International: Untempting Offer

While Western foreign offices were still mulling over the 13,000 words of Malenkov's H-bomb speech (TIME, Aug. 17), another fat 14-page note arrived unexpectedly from Moscow. In it Moscow proposed:

¶ German peace conference, to meet within six months.

¶ A temporary, all-German government to prepare the ground for "free, all-German elections."

¶ A Big Four agreement canceling German reparations (which the U.S. gave up years ago though the others still receive them) and limiting occupation costs to 5% of the German budget.

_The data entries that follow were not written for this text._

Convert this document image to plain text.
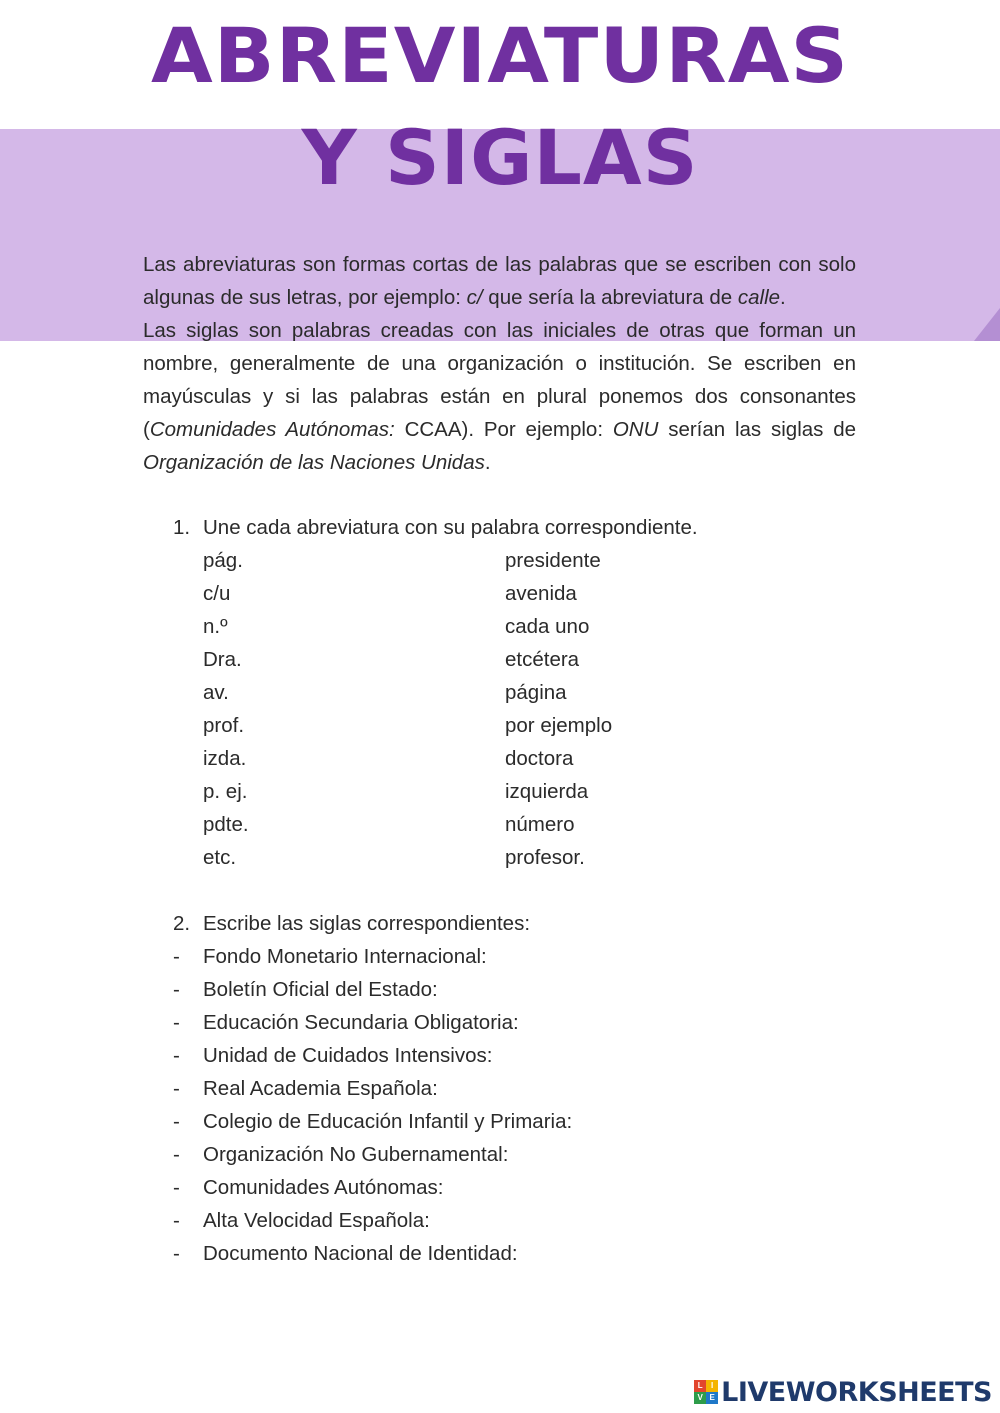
ABREVIATURAS
Y SIGLAS

Las abreviaturas son formas cortas de las palabras que se escriben con solo algunas de sus letras, por ejemplo: c/ que sería la abreviatura de calle.

Las siglas son palabras creadas con las iniciales de otras que forman un nombre, generalmente de una organización o institución. Se escriben en mayúsculas y si las palabras están en plural ponemos dos consonantes (Comunidades Autónomas: CCAA). Por ejemplo: ONU serían las siglas de Organización de las Naciones Unidas.

1. Une cada abreviatura con su palabra correspondiente.
pág.	presidente
c/u	avenida
n.º	cada uno
Dra.	etcétera
av.	página
prof.	por ejemplo
izda.	doctora
p. ej.	izquierda
pdte.	número
etc.	profesor.
2. Escribe las siglas correspondientes:
- Fondo Monetario Internacional:
- Boletín Oficial del Estado:
- Educación Secundaria Obligatoria:
- Unidad de Cuidados Intensivos:
- Real Academia Española:
- Colegio de Educación Infantil y Primaria:
- Organización No Gubernamental:
- Comunidades Autónomas:
- Alta Velocidad Española:
- Documento Nacional de Identidad:
L	I
V E LIVEWORKSHEETS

Couched in vague phrases, easy to twist or disown, the Soviet suggestions were intended to embarrass Konrad Adenauer in the Sept. 6 West German election. But they were not likely to succeed, since the snags stuck out like Red army bayonets in East Berlin. An "all-German government" meant the fusing of the strong and stable Bonn regime with the Communist cabal that East Germans repudiated in their June 17 riots. "Free elections" would not be held for at least six months, during which the Reds presumably hoped to grab enough levers of power so that they could run the elections as they please; special arrangements must be made to include "democratic" elements (Communist fronts) and to exclude "fascists and militarists" (antiCommunists) from the all-German government. As for German participation in EDC, that was out. A free Germany, in Malenkov's view, ought not to be free enough to choose its own friends.